How does corollary symmetry functions follow? 

This is from Artin Algebra. How does the corollary follow from the theorem? Does that mean all polynomials in $n$ variables are symmetric? (I know they are not). What’s the difference between $R[z]$ and $R[u]$
 A: Let $R[u_1, \ldots, u_n]^{S_n}$ be the ring of symmetric polynomials, i.e., those invariant under the action of $S_n$. Then $R[s_1, \ldots, s_n] \subseteq R[u_1, \ldots, u_n]^{S_n}$ and existence part of the theorem gives the reverse inclusion, so $R[s_1, \ldots, s_n] = R[u_1, \ldots, u_n]^{S_n}$.

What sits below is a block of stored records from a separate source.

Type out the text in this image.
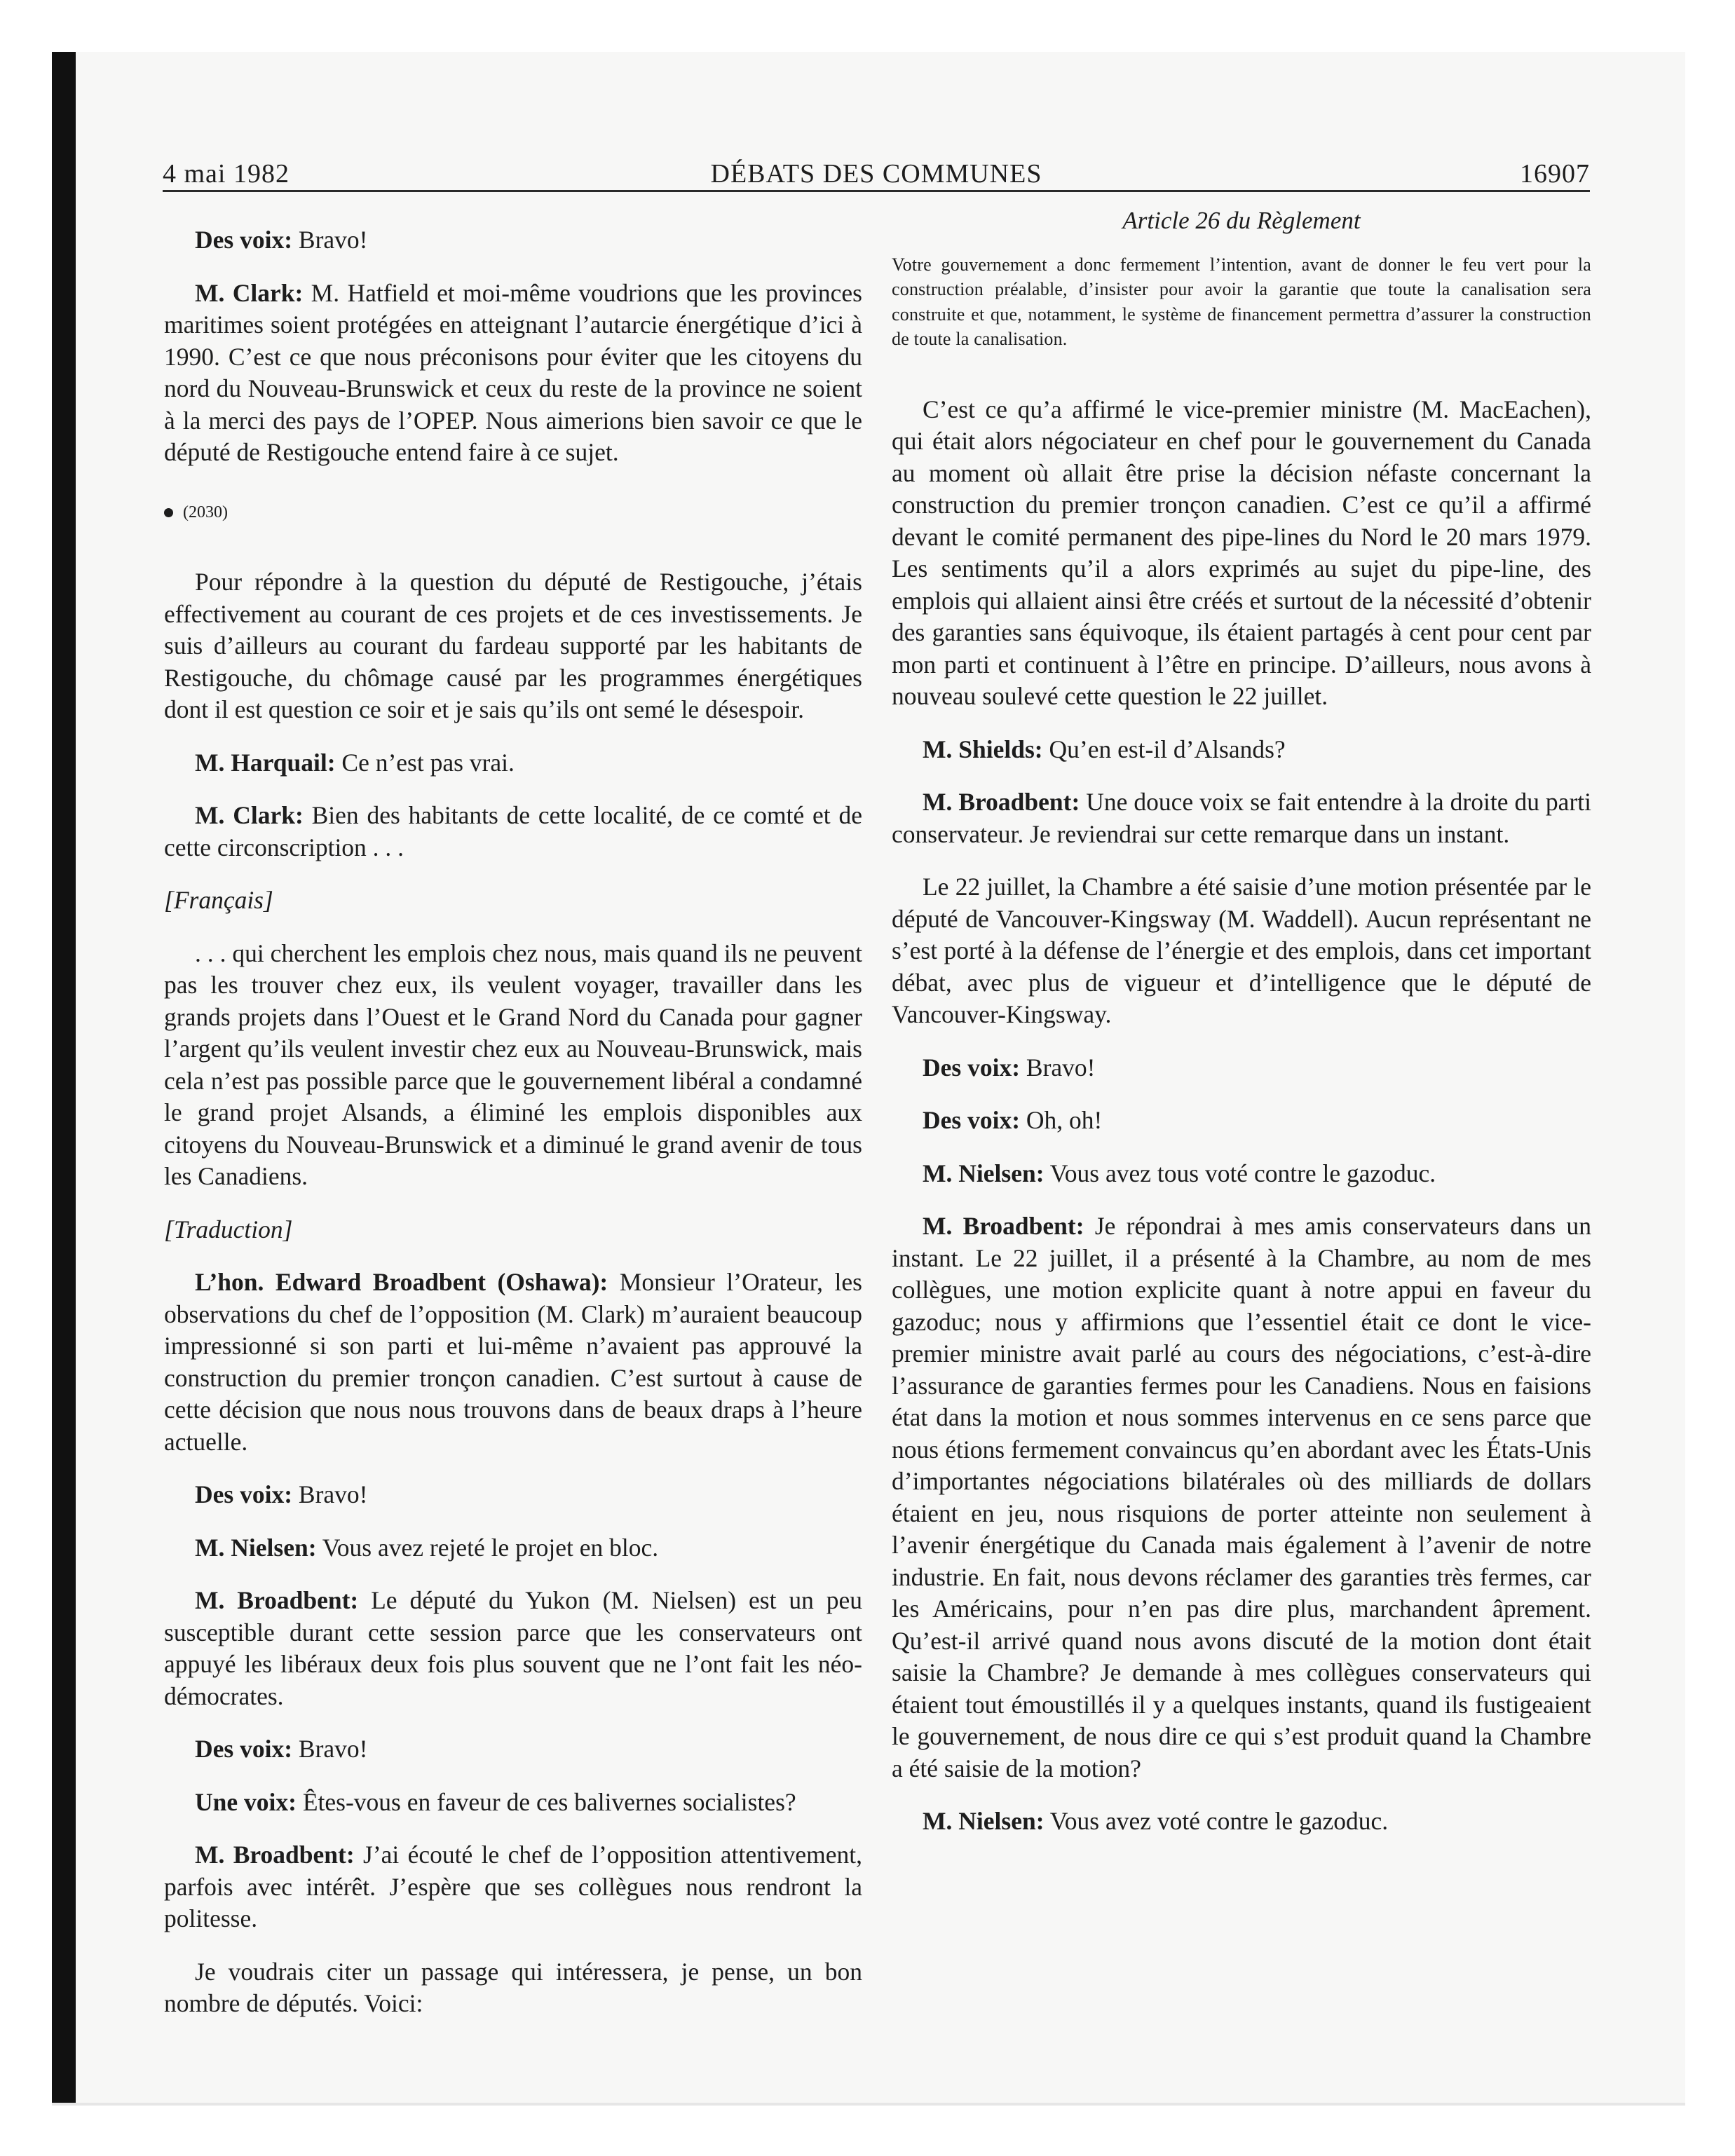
4 mai 1982	DÉBATS DES COMMUNES	16907

Des voix: Bravo!

M. Clark: M. Hatfield et moi-même voudrions que les provinces maritimes soient protégées en atteignant l’autarcie énergétique d’ici à 1990. C’est ce que nous préconisons pour éviter que les citoyens du nord du Nouveau-Brunswick et ceux du reste de la province ne soient à la merci des pays de l’OPEP. Nous aimerions bien savoir ce que le député de Restigouche entend faire à ce sujet.

(2030)

Pour répondre à la question du député de Restigouche, j’étais effectivement au courant de ces projets et de ces investissements. Je suis d’ailleurs au courant du fardeau supporté par les habitants de Restigouche, du chômage causé par les programmes énergétiques dont il est question ce soir et je sais qu’ils ont semé le désespoir.

M. Harquail: Ce n’est pas vrai.

M. Clark: Bien des habitants de cette localité, de ce comté et de cette circonscription . . .

[Français]

. . . qui cherchent les emplois chez nous, mais quand ils ne peuvent pas les trouver chez eux, ils veulent voyager, travailler dans les grands projets dans l’Ouest et le Grand Nord du Canada pour gagner l’argent qu’ils veulent investir chez eux au Nouveau-Brunswick, mais cela n’est pas possible parce que le gouvernement libéral a condamné le grand projet Alsands, a éliminé les emplois disponibles aux citoyens du Nouveau-Brunswick et a diminué le grand avenir de tous les Canadiens.

[Traduction]

L’hon. Edward Broadbent (Oshawa): Monsieur l’Orateur, les observations du chef de l’opposition (M. Clark) m’auraient beaucoup impressionné si son parti et lui-même n’avaient pas approuvé la construction du premier tronçon canadien. C’est surtout à cause de cette décision que nous nous trouvons dans de beaux draps à l’heure actuelle.

Des voix: Bravo!

M. Nielsen: Vous avez rejeté le projet en bloc.

M. Broadbent: Le député du Yukon (M. Nielsen) est un peu susceptible durant cette session parce que les conservateurs ont appuyé les libéraux deux fois plus souvent que ne l’ont fait les néo-démocrates.

Des voix: Bravo!

Une voix: Êtes-vous en faveur de ces balivernes socialistes?

M. Broadbent: J’ai écouté le chef de l’opposition attentivement, parfois avec intérêt. J’espère que ses collègues nous rendront la politesse.

Je voudrais citer un passage qui intéressera, je pense, un bon nombre de députés. Voici:

Article 26 du Règlement
Votre gouvernement a donc fermement l’intention, avant de donner le feu vert pour la construction préalable, d’insister pour avoir la garantie que toute la canalisation sera construite et que, notamment, le système de financement permettra d’assurer la construction de toute la canalisation.

C’est ce qu’a affirmé le vice-premier ministre (M. MacEachen), qui était alors négociateur en chef pour le gouvernement du Canada au moment où allait être prise la décision néfaste concernant la construction du premier tronçon canadien. C’est ce qu’il a affirmé devant le comité permanent des pipe-lines du Nord le 20 mars 1979. Les sentiments qu’il a alors exprimés au sujet du pipe-line, des emplois qui allaient ainsi être créés et surtout de la nécessité d’obtenir des garanties sans équivoque, ils étaient partagés à cent pour cent par mon parti et continuent à l’être en principe. D’ailleurs, nous avons à nouveau soulevé cette question le 22 juillet.

M. Shields: Qu’en est-il d’Alsands?

M. Broadbent: Une douce voix se fait entendre à la droite du parti conservateur. Je reviendrai sur cette remarque dans un instant.

Le 22 juillet, la Chambre a été saisie d’une motion présentée par le député de Vancouver-Kingsway (M. Waddell). Aucun représentant ne s’est porté à la défense de l’énergie et des emplois, dans cet important débat, avec plus de vigueur et d’intelligence que le député de Vancouver-Kingsway.

Des voix: Bravo!

Des voix: Oh, oh!

M. Nielsen: Vous avez tous voté contre le gazoduc.

M. Broadbent: Je répondrai à mes amis conservateurs dans un instant. Le 22 juillet, il a présenté à la Chambre, au nom de mes collègues, une motion explicite quant à notre appui en faveur du gazoduc; nous y affirmions que l’essentiel était ce dont le vice-premier ministre avait parlé au cours des négociations, c’est-à-dire l’assurance de garanties fermes pour les Canadiens. Nous en faisions état dans la motion et nous sommes intervenus en ce sens parce que nous étions fermement convaincus qu’en abordant avec les États-Unis d’importantes négociations bilatérales où des milliards de dollars étaient en jeu, nous risquions de porter atteinte non seulement à l’avenir énergétique du Canada mais également à l’avenir de notre industrie. En fait, nous devons réclamer des garanties très fermes, car les Américains, pour n’en pas dire plus, marchandent âprement. Qu’est-il arrivé quand nous avons discuté de la motion dont était saisie la Chambre? Je demande à mes collègues conservateurs qui étaient tout émoustillés il y a quelques instants, quand ils fustigeaient le gouvernement, de nous dire ce qui s’est produit quand la Chambre a été saisie de la motion?

M. Nielsen: Vous avez voté contre le gazoduc.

It's the uniqueness part of the theorem that gives the corollary. Let $R[z_1, \ldots, z_n]$ be another polynomial ring in $n$ variables and consider the homomorphism
\begin{align*}
\psi: R[z_1, \ldots, z_n] &\to R[s_1, \ldots, s_n]\\
z_i &\mapsto s_i
\end{align*}
so $\psi(z_1) = s_1(u_1, \ldots, u_n) = u_1 + \cdots + u_n$, etc. A polynomial relation among the $s_i$, i.e., an element $f \in R[z_1, \ldots, z_n]$ with $f(s_1, \ldots, s_n) = 0$, is exactly an element of $\ker(\psi)$. But the uniqueness statement in the theorem precludes a nontrivial polynomial relation: the zero polynomial evaluated at $s_1, \ldots, s_n$ also yields $0$, so by uniqueness we must have $f = 0$. Thus $\ker(\psi) = \{0\}$ and since $\psi$ is also surjective, then it is an isomorphism.

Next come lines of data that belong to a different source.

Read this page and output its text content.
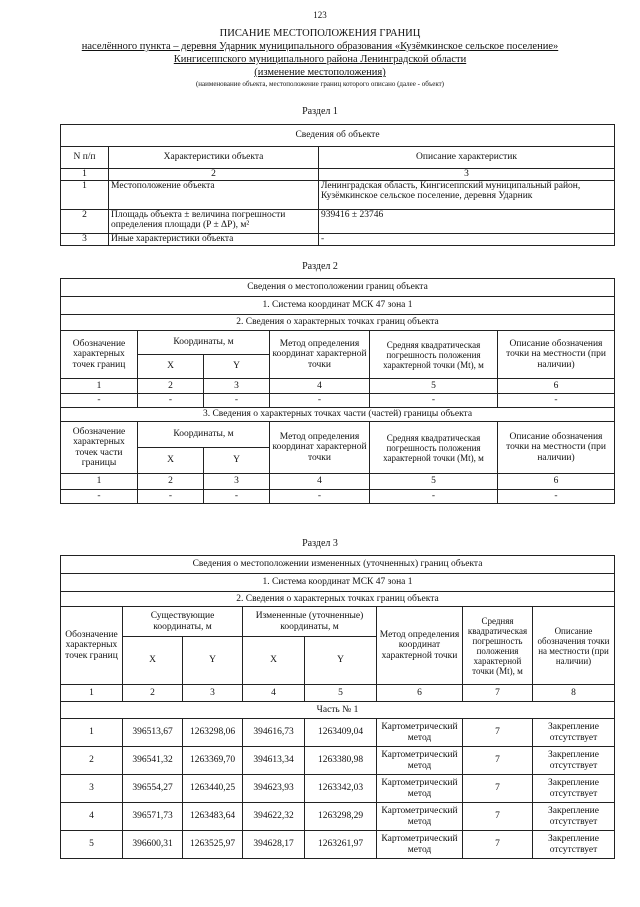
123
ПИСАНИЕ МЕСТОПОЛОЖЕНИЯ ГРАНИЦ
населённого пункта – деревня Ударник муниципального образования «Кузёмкинское сельское поселение»
Кингисеппского муниципального района Ленинградской области
(изменение местоположения)
(наименование объекта, местоположение границ которого описано (далее - объект)
Раздел 1
Сведения об объекте		
N п/п	Характеристики объекта	Описание характеристик
1	2	3
1	Местоположение объекта	Ленинградская область, Кингисеппский муниципальный район, Кузёмкинское сельское поселение, деревня Ударник
2	Площадь объекта ± величина погрешности определения площади (P ± ΔP), м²	939416 ± 23746
3	Иные характеристики объекта	-
Раздел 2
Сведения о местоположении границ объекта					
1. Система координат МСК 47 зона 1					
2. Сведения о характерных точках границ объекта					
Обозначение характерных точек границ	Координаты, м		Метод определения координат характерной точки	Средняя квадратическая погрешность положения характерной точки (Mt), м	Описание обозначения точки на местности (при наличии)
	X	Y			
1	2	3	4	5	6
-	-	-	-	-	-
3. Сведения о характерных точках части (частей) границы объекта					
Обозначение характерных точек части границы	Координаты, м		Метод определения координат характерной точки	Средняя квадратическая погрешность положения характерной точки (Mt), м	Описание обозначения точки на местности (при наличии)
	X	Y			
1	2	3	4	5	6
-	-	-	-	-	-
Раздел 3
Сведения о местоположении измененных (уточненных) границ объекта							
1. Система координат МСК 47 зона 1							
2. Сведения о характерных точках границ объекта							
Обозначение характерных точек границ	Существующие координаты, м		Измененные (уточненные) координаты, м		Метод определения координат характерной точки	Средняя квадратическая погрешность положения характерной точки (Mt), м	Описание обозначения точки на местности (при наличии)
	X	Y	X	Y			
1	2	3	4	5	6	7	8
Часть № 1							
1	396513,67	1263298,06	394616,73	1263409,04	Картометрический метод	7	Закрепление отсутствует
2	396541,32	1263369,70	394613,34	1263380,98	Картометрический метод	7	Закрепление отсутствует
3	396554,27	1263440,25	394623,93	1263342,03	Картометрический метод	7	Закрепление отсутствует
4	396571,73	1263483,64	394622,32	1263298,29	Картометрический метод	7	Закрепление отсутствует
5	396600,31	1263525,97	394628,17	1263261,97	Картометрический метод	7	Закрепление отсутствует
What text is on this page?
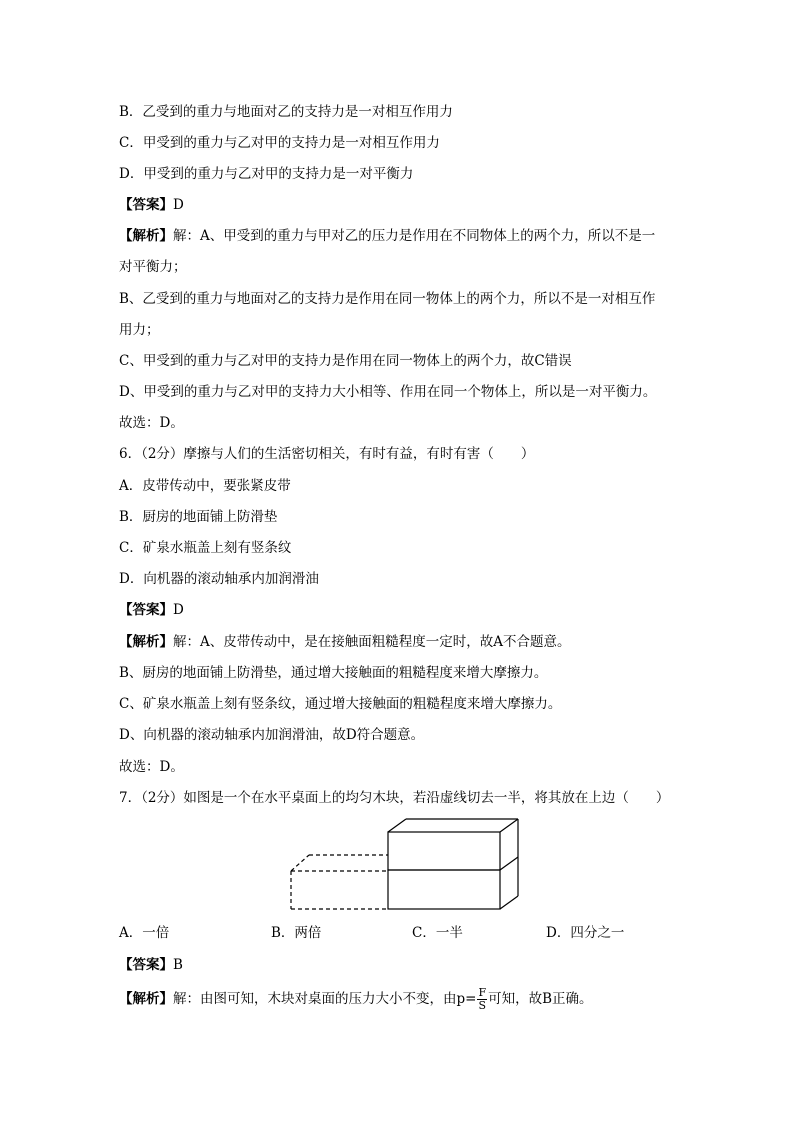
B．乙受到的重力与地面对乙的支持力是一对相互作用力
C．甲受到的重力与乙对甲的支持力是一对相互作用力
D．甲受到的重力与乙对甲的支持力是一对平衡力
【答案】D
【解析】解：A、甲受到的重力与甲对乙的压力是作用在不同物体上的两个力，所以不是一
对平衡力；
B、乙受到的重力与地面对乙的支持力是作用在同一物体上的两个力，所以不是一对相互作
用力；
C、甲受到的重力与乙对甲的支持力是作用在同一物体上的两个力，故C错误
D、甲受到的重力与乙对甲的支持力大小相等、作用在同一个物体上，所以是一对平衡力。
故选：D。
6．（2分）摩擦与人们的生活密切相关，有时有益，有时有害（　　）
A．皮带传动中，要张紧皮带
B．厨房的地面铺上防滑垫
C．矿泉水瓶盖上刻有竖条纹
D．向机器的滚动轴承内加润滑油
【答案】D
【解析】解：A、皮带传动中，是在接触面粗糙程度一定时，故A不合题意。
B、厨房的地面铺上防滑垫，通过增大接触面的粗糙程度来增大摩擦力。
C、矿泉水瓶盖上刻有竖条纹，通过增大接触面的粗糙程度来增大摩擦力。
D、向机器的滚动轴承内加润滑油，故D符合题意。
故选：D。
7．（2分）如图是一个在水平桌面上的均匀木块，若沿虚线切去一半，将其放在上边（　　）
A．一倍	B．两倍	C．一半	D．四分之一
【答案】B
【解析】解：由图可知，木块对桌面的压力大小不变，由$p= \frac{F}{S}$ 可知，故B正确。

As you rightly point out, there is no real difference between $R[u_1, \ldots, u_n]$ and $R[z_1, \ldots, z_n]$ aside from how we've named the variables. But that does not mean $R[u_1, \ldots, u_n] = R[s_1, \ldots, s_n]$! We've simply shown that $R[u_1, \ldots, u_n]$ is isomorphic to a proper subring of itself. This may seem strange at first, but you probably have no problem with the analogous fact that $\mathbb{Z}$ and $2\mathbb{Z}$ are isomorphic as groups even though $2 \mathbb{Z} \subsetneq \mathbb{Z}$.

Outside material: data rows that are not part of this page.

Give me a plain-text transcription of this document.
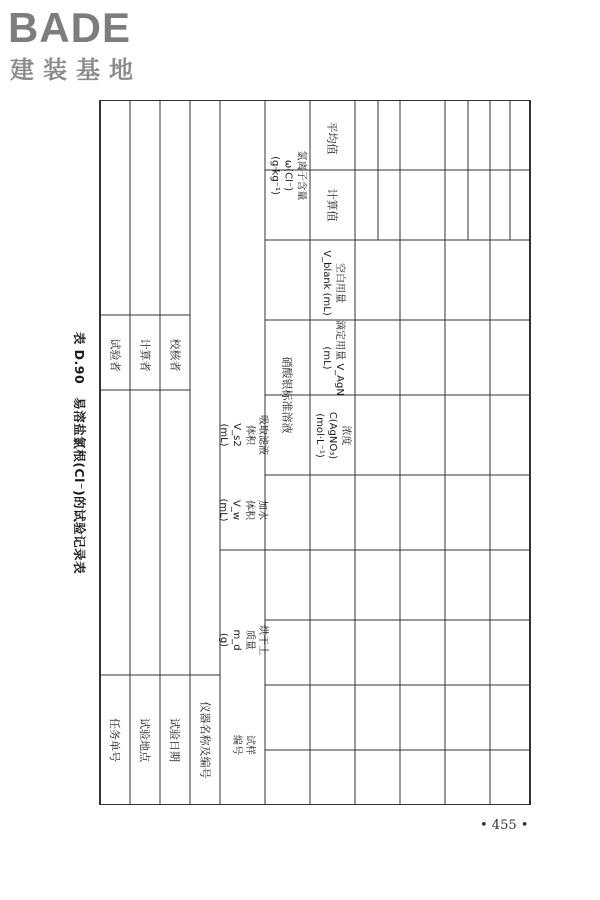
BADE
建装基地
表 D.90　易溶盐氯根(Cl⁻)的试验记录表
任务单号 试验地点 试验日期 仪器名称及编号
试验者 计算者 校核者
试样
编号
烘干土
质量
m_d
(g)
加水
体积
V_w
(mL)
吸取滤液
体积
V_s2
(mL)
硝酸银标准溶液
浓度
C(AgNO₃)
(mol·L⁻¹)
滴定用量 V_AgN
(mL)
空白用量
V_blank (mL)
氯离子含量
ω(Cl⁻)
(g·kg⁻¹)
计算值
平均值
• 455 •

The fact that the ring of symmetric polynomials is isomorphic to a polynomial ring is quite special, though. For example, consider the polynomial ring $R[x,y]$ in $2$ variables and define the action of the cyclic group $C_2 = \{\pm 1\}$ on $R[x,y]$ by $(-1) \star f(x,y) = f(-x,-y)$. Then the ring of invariants $R[x,y]^{C_2}$ is generated by $x^2, xy,$ and $y^2$. As I mentioned in my comment, this situation is different since these invariants do have nontrivial polynomial relations, namely $x^2 \cdot y^2 - (xy)^2 = 0$. In this case the map
\begin{align*}
\psi: R[z_1, z_2, z_3] &\mapsto R[x^2, xy, y^2]\\
z_1, z_2, z_3 &\mapsto x^2, xy, y^2
\end{align*}
has kernel $z_1 z_3 - z_2^2$, so
$$
R[x,y]^{C_2} = R[x^2, xy, y^2] \cong \frac{R[z_1, z_2, z_3]}{(z_1 z_3 - z_2^2)} \, .
$$
This is a glimpse into invariant theory. If you'd like to see more, chapter 7 of Cox, Little, and O'Shea's Ideals, Varieties, and Algorithms gives a nice introduction to the invariant theory of finite groups.